Beefy Boxes and Bandwidth Generously Provided by pair Networks
Your skill will accomplish
what the force of many cannot
 
PerlMonks  

Regex help for CSV Multiline handling

by emgrasso (Novice)
on Feb 24, 2005 at 21:19 UTC ( [id://434263] : perlquestion . print w/replies, xml ) Need Help??

emgrasso has asked for the wisdom of the Perl Monks concerning the following question:

I have some CSV data to process that includes multiline fields, some of which begin with CRs. In general, I need to be able to identify two or three kinds of lines in the data from my input file:
lines ending in " without a preceding ,
(possibly) lines ending in ","
lines ending in anything else.
My regex skills for dealing with punctuation at ends of lines seem to be a bit rusty. I'd appreciate any suggestions.

Replies are listed 'Best First'.
Re: Regex help for CSV Multiline handling
by dragonchild (Archbishop) on Feb 25, 2005 at 00:20 UTC
    Use Text::xSV - it was designed for dealing with this kind of situation.

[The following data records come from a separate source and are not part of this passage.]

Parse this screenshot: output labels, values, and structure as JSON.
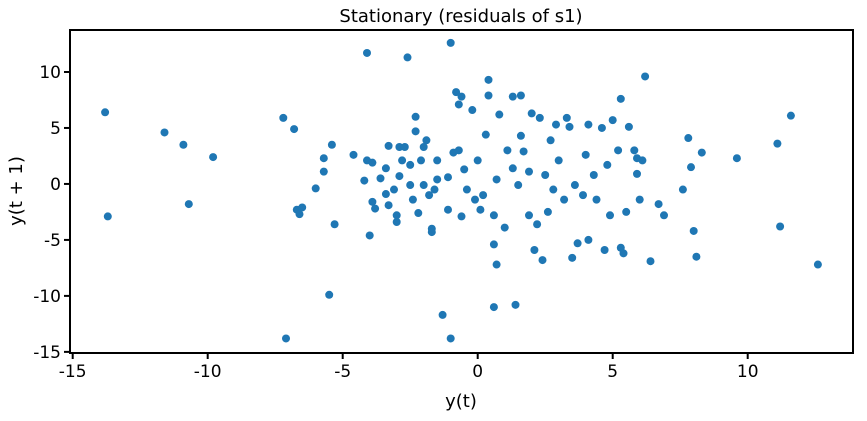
{
  "chart_data": {
    "type": "scatter",
    "title": "Stationary (residuals of s1)",
    "x_label": "y(t)",
    "y_label": "y(t + 1)",
    "color": "#1f77b4",
    "xlim": [
      -15.1,
      13.9
    ],
    "ylim": [
      -15.1,
      13.75
    ],
    "xticks": [
      -15,
      -10,
      -5,
      0,
      5,
      10
    ],
    "yticks": [
      -15,
      -10,
      -5,
      0,
      5,
      10
    ],
    "x": [
      -13.8,
      -13.7,
      -11.6,
      -10.9,
      -10.7,
      -9.8,
      -7.2,
      -6.8,
      -7.1,
      -6.7,
      -6.6,
      -6.5,
      -6.0,
      -5.7,
      -5.7,
      -5.5,
      -5.4,
      -5.3,
      -4.6,
      -4.1,
      -4.2,
      -4.1,
      -3.9,
      -4.0,
      -3.9,
      -3.8,
      -3.6,
      -3.4,
      -3.3,
      -3.4,
      -3.3,
      -3.1,
      -3.0,
      -3.0,
      -2.9,
      -2.8,
      -2.9,
      -2.7,
      -2.6,
      -2.5,
      -2.5,
      -2.4,
      -2.3,
      -2.3,
      -2.1,
      -2.2,
      -2.0,
      -2.0,
      -1.9,
      -1.8,
      -1.7,
      -1.7,
      -1.6,
      -1.5,
      -1.5,
      -1.3,
      -1.1,
      -1.1,
      -1.0,
      -1.0,
      -0.9,
      -0.8,
      -0.7,
      -0.6,
      -0.7,
      -0.6,
      -0.5,
      -0.4,
      -0.2,
      -0.1,
      0,
      0.1,
      0.2,
      0.3,
      0.4,
      0.4,
      0.6,
      0.6,
      0.6,
      0.7,
      0.7,
      0.8,
      1.0,
      1.1,
      1.3,
      1.3,
      1.4,
      1.5,
      1.6,
      1.6,
      1.7,
      1.9,
      1.9,
      2.0,
      2.1,
      2.2,
      2.3,
      2.4,
      2.5,
      2.6,
      2.7,
      2.8,
      2.9,
      3.0,
      3.2,
      3.3,
      3.4,
      3.5,
      3.6,
      3.7,
      3.9,
      4.0,
      4.1,
      4.1,
      4.3,
      4.4,
      4.6,
      4.7,
      4.8,
      4.9,
      5.0,
      5.2,
      5.3,
      5.3,
      5.4,
      5.5,
      5.6,
      5.8,
      5.9,
      5.9,
      6.0,
      6.1,
      6.2,
      6.4,
      6.7,
      6.9,
      7.6,
      7.8,
      7.9,
      8.0,
      8.1,
      8.3,
      9.6,
      11.1,
      11.2,
      11.6,
      12.6
    ],
    "y": [
      6.4,
      -2.9,
      4.6,
      3.5,
      -1.8,
      2.4,
      5.9,
      4.9,
      -13.8,
      -2.3,
      -2.7,
      -2.1,
      -0.4,
      1.1,
      2.3,
      -9.9,
      3.5,
      -3.6,
      2.6,
      11.7,
      0.3,
      2.1,
      1.9,
      -4.6,
      -1.6,
      -2.2,
      0.5,
      1.4,
      3.4,
      -0.9,
      -1.9,
      -0.5,
      -2.8,
      -3.4,
      0.7,
      2.1,
      3.3,
      3.3,
      11.3,
      -0.1,
      1.7,
      -1.4,
      4.7,
      6.0,
      2.1,
      -2.6,
      3.3,
      -0.1,
      3.9,
      -1.0,
      -4.0,
      -4.3,
      -0.5,
      2.1,
      0.4,
      -11.7,
      0.6,
      -2.3,
      12.6,
      -13.8,
      2.8,
      8.2,
      7.1,
      7.8,
      3.0,
      -2.9,
      1.3,
      -0.5,
      6.6,
      -1.4,
      2.1,
      -2.3,
      -1.0,
      4.4,
      9.3,
      7.9,
      -2.8,
      -5.4,
      -11.0,
      0.4,
      -7.2,
      6.2,
      -3.9,
      3.0,
      7.8,
      1.4,
      -10.8,
      -0.1,
      7.9,
      4.3,
      2.9,
      1.1,
      -2.8,
      6.3,
      -5.9,
      -3.6,
      5.9,
      -6.8,
      0.8,
      -2.5,
      3.9,
      -0.5,
      5.3,
      2.1,
      -1.4,
      5.9,
      5.1,
      -6.6,
      -0.1,
      -5.3,
      -1.0,
      2.6,
      5.3,
      -5.0,
      0.8,
      -1.4,
      5.0,
      -5.9,
      1.7,
      -2.8,
      5.7,
      3.0,
      -5.7,
      7.6,
      -6.2,
      -2.5,
      5.1,
      3.0,
      2.3,
      0.9,
      -1.4,
      2.1,
      9.6,
      -6.9,
      -1.8,
      -2.8,
      -0.5,
      4.1,
      1.5,
      -4.2,
      -6.5,
      2.8,
      2.3,
      3.6,
      -3.8,
      6.1,
      -7.2
    ]
  }
}
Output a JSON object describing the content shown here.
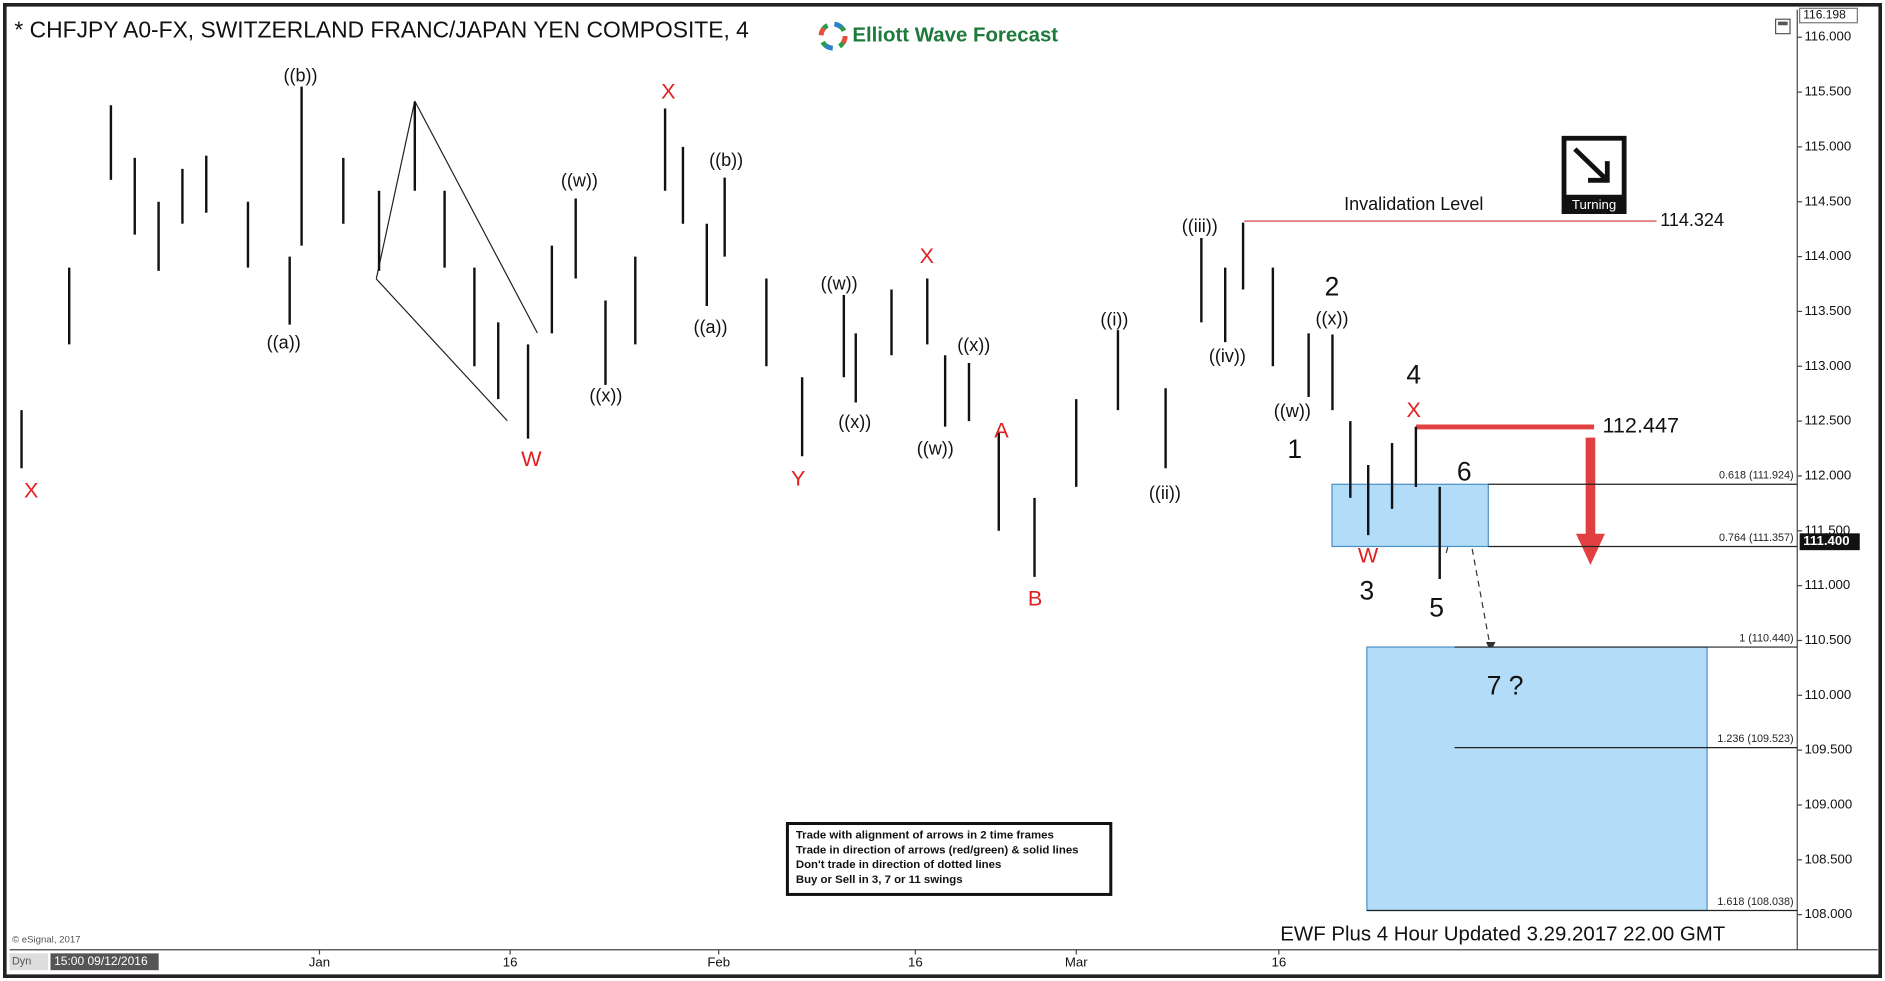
{
  "chart_data": {
    "type": "ohlc",
    "title": "* CHFJPY A0-FX, SWITZERLAND FRANC/JAPAN YEN COMPOSITE, 4",
    "brand": "Elliott Wave Forecast",
    "bar_color": "#111111",
    "x": [
      2,
      10,
      17,
      21,
      25,
      29,
      33,
      40,
      47,
      49,
      56,
      62,
      68,
      73,
      78,
      82,
      87,
      91,
      95,
      100,
      105,
      110,
      113,
      117,
      120,
      127,
      133,
      140,
      142,
      148,
      154,
      157,
      161,
      166,
      172,
      179,
      186,
      194,
      200,
      204,
      207,
      212,
      218,
      222,
      225,
      228,
      232,
      236,
      240
    ],
    "low": [
      112.07,
      113.2,
      114.7,
      114.2,
      113.87,
      114.3,
      114.4,
      113.9,
      113.38,
      114.1,
      114.3,
      113.87,
      114.6,
      113.9,
      113.0,
      112.7,
      112.34,
      113.3,
      113.8,
      112.83,
      113.2,
      114.6,
      114.3,
      113.55,
      114.0,
      113.0,
      112.18,
      112.9,
      112.67,
      113.1,
      113.2,
      112.45,
      112.5,
      111.5,
      111.08,
      111.9,
      112.6,
      112.07,
      113.4,
      113.22,
      113.7,
      113.0,
      112.72,
      112.6,
      111.8,
      111.46,
      111.7,
      111.9,
      111.06
    ],
    "high": [
      112.6,
      113.9,
      115.38,
      114.9,
      114.5,
      114.8,
      114.92,
      114.5,
      114.0,
      115.55,
      114.9,
      114.6,
      115.41,
      114.6,
      113.9,
      113.4,
      113.2,
      114.1,
      114.53,
      113.6,
      114.0,
      115.35,
      115.0,
      114.3,
      114.72,
      113.8,
      112.9,
      113.65,
      113.3,
      113.7,
      113.8,
      113.1,
      113.03,
      112.4,
      111.8,
      112.7,
      113.33,
      112.8,
      114.17,
      113.9,
      114.31,
      113.9,
      113.3,
      113.29,
      112.5,
      112.1,
      112.3,
      112.45,
      111.9
    ],
    "xlim": [
      0,
      300
    ],
    "xticks": [
      {
        "value": 52,
        "label": "Jan"
      },
      {
        "value": 84,
        "label": "16"
      },
      {
        "value": 119,
        "label": "Feb"
      },
      {
        "value": 152,
        "label": "16"
      },
      {
        "value": 179,
        "label": "Mar"
      },
      {
        "value": 213,
        "label": "16"
      }
    ],
    "ylim": [
      107.68,
      116.23
    ],
    "yticks": [
      {
        "value": 108,
        "label": "108.000"
      },
      {
        "value": 108.5,
        "label": "108.500"
      },
      {
        "value": 109,
        "label": "109.000"
      },
      {
        "value": 109.5,
        "label": "109.500"
      },
      {
        "value": 110,
        "label": "110.000"
      },
      {
        "value": 110.5,
        "label": "110.500"
      },
      {
        "value": 111,
        "label": "111.000"
      },
      {
        "value": 111.5,
        "label": "111.500"
      },
      {
        "value": 112,
        "label": "112.000"
      },
      {
        "value": 112.5,
        "label": "112.500"
      },
      {
        "value": 113,
        "label": "113.000"
      },
      {
        "value": 113.5,
        "label": "113.500"
      },
      {
        "value": 114,
        "label": "114.000"
      },
      {
        "value": 114.5,
        "label": "114.500"
      },
      {
        "value": 115,
        "label": "115.000"
      },
      {
        "value": 115.5,
        "label": "115.500"
      },
      {
        "value": 116,
        "label": "116.000"
      }
    ],
    "axis_top": {
      "value": 116.198,
      "label": "116.198"
    },
    "last_price": {
      "value": 111.4,
      "label": "111.400"
    },
    "levels": [
      {
        "name": "Invalidation Level",
        "value": 114.324,
        "color": "#d03030"
      },
      {
        "value": 112.447,
        "color": "#e04040"
      }
    ],
    "fib_levels": [
      {
        "value": 111.924,
        "label": "0.618 (111.924)"
      },
      {
        "value": 111.357,
        "label": "0.764 (111.357)"
      },
      {
        "value": 110.44,
        "label": "1 (110.440)"
      },
      {
        "value": 109.523,
        "label": "1.236 (109.523)"
      },
      {
        "value": 108.038,
        "label": "1.618 (108.038)"
      }
    ],
    "zone_color": "#b3dcf8",
    "annotations": [
      {
        "text": "X",
        "color": "#e02020"
      },
      {
        "text": "((b))",
        "color": "#111111"
      },
      {
        "text": "((a))",
        "color": "#111111"
      },
      {
        "text": "X",
        "color": "#e02020"
      },
      {
        "text": "W",
        "color": "#e02020"
      },
      {
        "text": "((w))",
        "color": "#111111"
      },
      {
        "text": "((x))",
        "color": "#111111"
      },
      {
        "text": "((b))",
        "color": "#111111"
      },
      {
        "text": "((a))",
        "color": "#111111"
      },
      {
        "text": "Y",
        "color": "#e02020"
      },
      {
        "text": "((w))",
        "color": "#111111"
      },
      {
        "text": "((x))",
        "color": "#111111"
      },
      {
        "text": "X",
        "color": "#e02020"
      },
      {
        "text": "((x))",
        "color": "#111111"
      },
      {
        "text": "((w))",
        "color": "#111111"
      },
      {
        "text": "A",
        "color": "#e02020"
      },
      {
        "text": "B",
        "color": "#e02020"
      },
      {
        "text": "((i))",
        "color": "#111111"
      },
      {
        "text": "((ii))",
        "color": "#111111"
      },
      {
        "text": "((iii))",
        "color": "#111111"
      },
      {
        "text": "((iv))",
        "color": "#111111"
      },
      {
        "text": "2",
        "color": "#111111"
      },
      {
        "text": "((x))",
        "color": "#111111"
      },
      {
        "text": "((w))",
        "color": "#111111"
      },
      {
        "text": "1",
        "color": "#111111"
      },
      {
        "text": "4",
        "color": "#111111"
      },
      {
        "text": "X",
        "color": "#e02020"
      },
      {
        "text": "6",
        "color": "#111111"
      },
      {
        "text": "W",
        "color": "#e02020"
      },
      {
        "text": "3",
        "color": "#111111"
      },
      {
        "text": "5",
        "color": "#111111"
      },
      {
        "text": "7 ?",
        "color": "#111111"
      }
    ],
    "turning_label": "Turning",
    "rules": [
      "Trade with alignment of arrows in 2 time frames",
      "Trade in direction of arrows (red/green) & solid lines",
      "Don't trade in direction of dotted lines",
      "Buy or Sell in 3, 7 or 11 swings"
    ],
    "footer": "EWF Plus 4 Hour Updated 3.29.2017 22.00 GMT",
    "copyright": "© eSignal, 2017",
    "cursor_time": "15:00 09/12/2016",
    "dyn": "Dyn"
  }
}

    Being right, does not endow the right to be rude; politeness costs nothing.
    Being unknowing, is not the same as being stupid.
    Expressing a contrary opinion, whether to the individual or the group, is more often a sign of deeper thought than of cantankerous belligerence.
    Do not mistake your goals as the only goals; your opinion as the only opinion; your confidence as correctness. Saying you know better is not the same as explaining you know better.

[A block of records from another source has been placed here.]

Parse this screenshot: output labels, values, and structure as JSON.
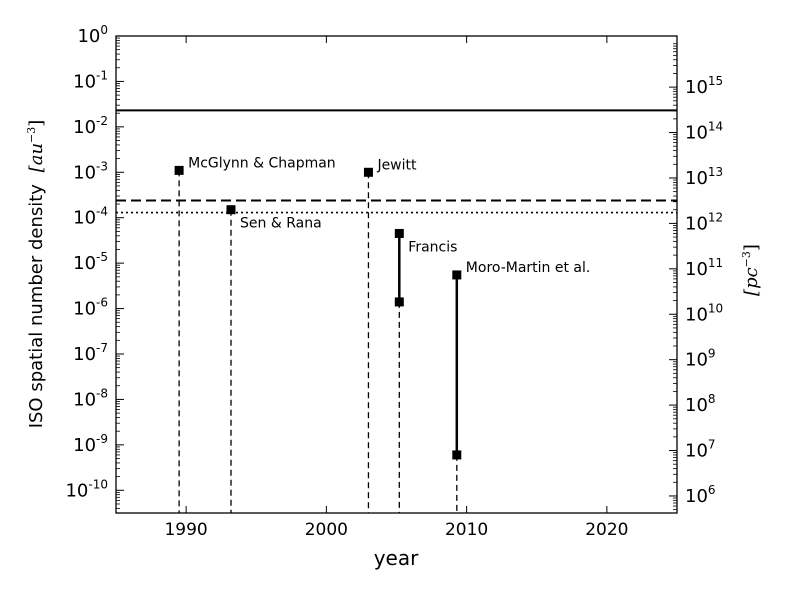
{
  "chart_data": {
    "type": "scatter",
    "xlabel": "year",
    "ylabel": "ISO spatial number density",
    "ylabel_unit": "[au",
    "ylabel_unit_exp": "−3",
    "ylabel_unit_close": "]",
    "y2label": "[pc",
    "y2label_exp": "−3",
    "y2label_close": "]",
    "xlim": [
      1985,
      2025
    ],
    "ylim_log10": [
      -10.5,
      0
    ],
    "y2lim_log10": [
      5.625,
      16.125
    ],
    "yscale": "log",
    "grid": false,
    "xticks": [
      {
        "value": 1990,
        "label": "1990"
      },
      {
        "value": 2000,
        "label": "2000"
      },
      {
        "value": 2010,
        "label": "2010"
      },
      {
        "value": 2020,
        "label": "2020"
      }
    ],
    "yticks": [
      {
        "exp": 0,
        "base": "10",
        "sup": "0"
      },
      {
        "exp": -1,
        "base": "10",
        "sup": "-1"
      },
      {
        "exp": -2,
        "base": "10",
        "sup": "-2"
      },
      {
        "exp": -3,
        "base": "10",
        "sup": "-3"
      },
      {
        "exp": -4,
        "base": "10",
        "sup": "-4"
      },
      {
        "exp": -5,
        "base": "10",
        "sup": "-5"
      },
      {
        "exp": -6,
        "base": "10",
        "sup": "-6"
      },
      {
        "exp": -7,
        "base": "10",
        "sup": "-7"
      },
      {
        "exp": -8,
        "base": "10",
        "sup": "-8"
      },
      {
        "exp": -9,
        "base": "10",
        "sup": "-9"
      },
      {
        "exp": -10,
        "base": "10",
        "sup": "-10"
      }
    ],
    "y2ticks": [
      {
        "exp": 15,
        "base": "10",
        "sup": "15"
      },
      {
        "exp": 14,
        "base": "10",
        "sup": "14"
      },
      {
        "exp": 13,
        "base": "10",
        "sup": "13"
      },
      {
        "exp": 12,
        "base": "10",
        "sup": "12"
      },
      {
        "exp": 11,
        "base": "10",
        "sup": "11"
      },
      {
        "exp": 10,
        "base": "10",
        "sup": "10"
      },
      {
        "exp": 9,
        "base": "10",
        "sup": "9"
      },
      {
        "exp": 8,
        "base": "10",
        "sup": "8"
      },
      {
        "exp": 7,
        "base": "10",
        "sup": "7"
      },
      {
        "exp": 6,
        "base": "10",
        "sup": "6"
      }
    ],
    "hlines": [
      {
        "y": 0.023,
        "style": "solid"
      },
      {
        "y": 0.00024,
        "style": "dashed"
      },
      {
        "y": 0.00013,
        "style": "dotted"
      }
    ],
    "series": [
      {
        "name": "McGlynn & Chapman",
        "x": 1989.5,
        "y": [
          0.0011
        ],
        "label_pos": "right"
      },
      {
        "name": "Sen & Rana",
        "x": 1993.2,
        "y": [
          0.00015
        ],
        "label_pos": "below-right"
      },
      {
        "name": "Jewitt",
        "x": 2003.0,
        "y": [
          0.001
        ],
        "label_pos": "right"
      },
      {
        "name": "Francis",
        "x": 2005.2,
        "y": [
          4.5e-05,
          1.4e-06
        ],
        "label_pos": "below-right"
      },
      {
        "name": "Moro-Martin et al.",
        "x": 2009.3,
        "y": [
          5.5e-06,
          6e-10
        ],
        "label_pos": "right"
      }
    ]
  }
}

Re: Regex help for CSV Multiline handling
by jZed (Prior) on Feb 25, 2005 at 00:46 UTC
    Use Text::CSV_XS, with binary=>1 and it will handle your CSV much faster and cleaner than any regex you can come up with.
Re: Regex help for CSV Multiline handling
by perlfan (Vicar) on Feb 24, 2005 at 23:00 UTC
    My regex skills are not so polished either, but let me know how I do:
    1: m/^([.]*)[^,]"\s*$/ 2: m/^([.]*),\s$/ 3: m/^(.*)$/
    Note: for #1, I am not sure if by "without a preceding" you be no commas or just not one before "

    I suggest not creating one regex to "rule them all"; instead check for each line in the order of precedence that you want; for example, #1 is probably your 'catch-all'.

    Your question is actually very general, so if you are looking for more specific help in doing something, you need to get more detailed.